As with the other articles on this site, I am closing with a summary of how you can use this information in your daily working life. Today’s topic continued on previous discussions of how artificial intelligence will become a major concern in supply chain management (including supply chain visibility, probably before other areas). Here are the points of immediate use:

  • Artificial intelligence is coming to supply chain management (in some places, it’s already here in 2011).
  • Humans will compete with AI for some roles, just as we competed with any number of industrial machines and computer applications (Xerox machines, word processors, even pocket calculators).
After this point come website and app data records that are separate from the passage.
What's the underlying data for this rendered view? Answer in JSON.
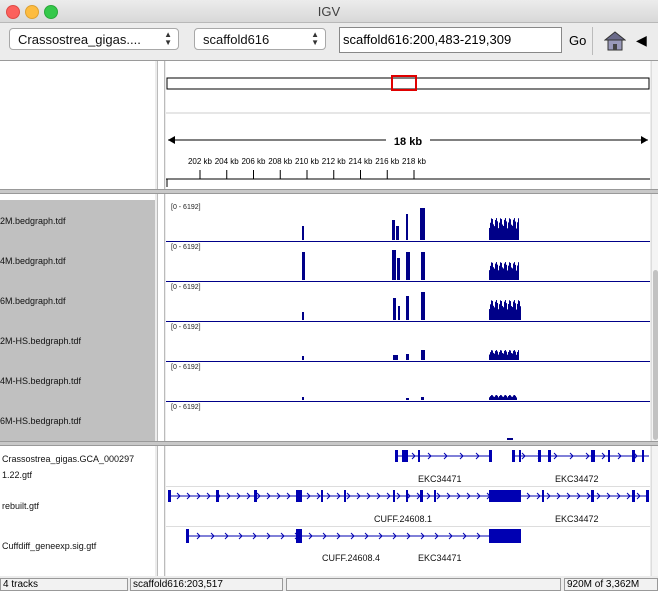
{
  "window": {
    "title": "IGV"
  },
  "toolbar": {
    "genome": "Crassostrea_gigas....",
    "chromosome": "scaffold616",
    "locus": "scaffold616:200,483-219,309",
    "go_label": "Go"
  },
  "ruler": {
    "span_label": "18 kb",
    "ticks": [
      "202 kb",
      "204 kb",
      "206 kb",
      "208 kb",
      "210 kb",
      "212 kb",
      "214 kb",
      "216 kb",
      "218 kb"
    ]
  },
  "data_tracks": [
    {
      "name": "2M.bedgraph.tdf",
      "range": "[0 - 6192]"
    },
    {
      "name": "4M.bedgraph.tdf",
      "range": "[0 - 6192]"
    },
    {
      "name": "6M.bedgraph.tdf",
      "range": "[0 - 6192]"
    },
    {
      "name": "2M-HS.bedgraph.tdf",
      "range": "[0 - 6192]"
    },
    {
      "name": "4M-HS.bedgraph.tdf",
      "range": "[0 - 6192]"
    },
    {
      "name": "6M-HS.bedgraph.tdf",
      "range": "[0 - 6192]"
    }
  ],
  "feature_tracks": [
    {
      "name_line1": "Crassostrea_gigas.GCA_000297",
      "name_line2": "1.22.gtf",
      "labels": [
        "EKC34471",
        "EKC34472"
      ]
    },
    {
      "name": "rebuilt.gtf",
      "labels": [
        "CUFF.24608.1",
        "EKC34472"
      ]
    },
    {
      "name": "Cuffdiff_geneexp.sig.gtf",
      "labels": [
        "CUFF.24608.4",
        "EKC34471"
      ]
    }
  ],
  "status": {
    "tracks": "4 tracks",
    "position": "scaffold616:203,517",
    "memory": "920M of 3,362M"
  },
  "colors": {
    "feature": "#0000b2",
    "coverage": "#000088",
    "selection": "#e00000"
  }
}
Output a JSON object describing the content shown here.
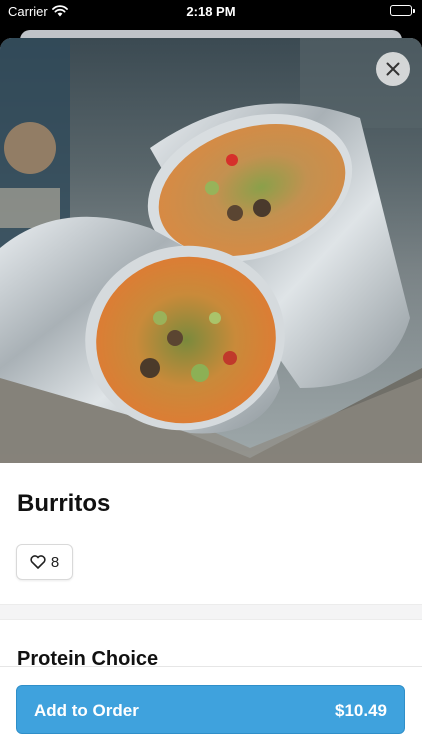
{
  "status_bar": {
    "carrier": "Carrier",
    "time": "2:18 PM",
    "battery_level": 1.0
  },
  "item": {
    "name": "Burritos",
    "image_icon": "burrito-photo",
    "likes": "8"
  },
  "sections": {
    "protein_title": "Protein Choice"
  },
  "order_bar": {
    "add_label": "Add to Order",
    "price": "$10.49",
    "accent_color": "#3fa2dd"
  },
  "icons": {
    "close": "close-icon",
    "like": "heart-icon",
    "wifi": "wifi-icon",
    "battery": "battery-icon"
  }
}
  • A new, public business-case has occurred with the Watson win in Jeopardy which you can use to open discussions with people unfamiliar with, or doubtful of, this trend
  • The recent case of IBM’s Watson is not so much a surprise as an affirmation of what we expected from the first wave of AI. Namely, they will be:
    • In total, similar to human capabilities, but vastly over or under humans in specific attributes
    • Focused on knowledge management, integration, extraction, etc. But NOT creating new knowledge
    • Not adaptable to ambiguous, novel processes but rather to standard processes with defined inputs
    • AI purchasing costs are comparable to replacing a small human team. As system capabilities increase, the average salary level of the team (and the size of the team being replaced) are likely to increase.
    • Given that humans will compete with AI for some roles, it is worthwhile to ensure your career track gets you off of the competitive overlap space as quickly as possible. Even if you get out, you should realize how devalued those roles will appear later in time. For example, think about what “typist” or “mainframe administrator” looks like on a job candidate background today.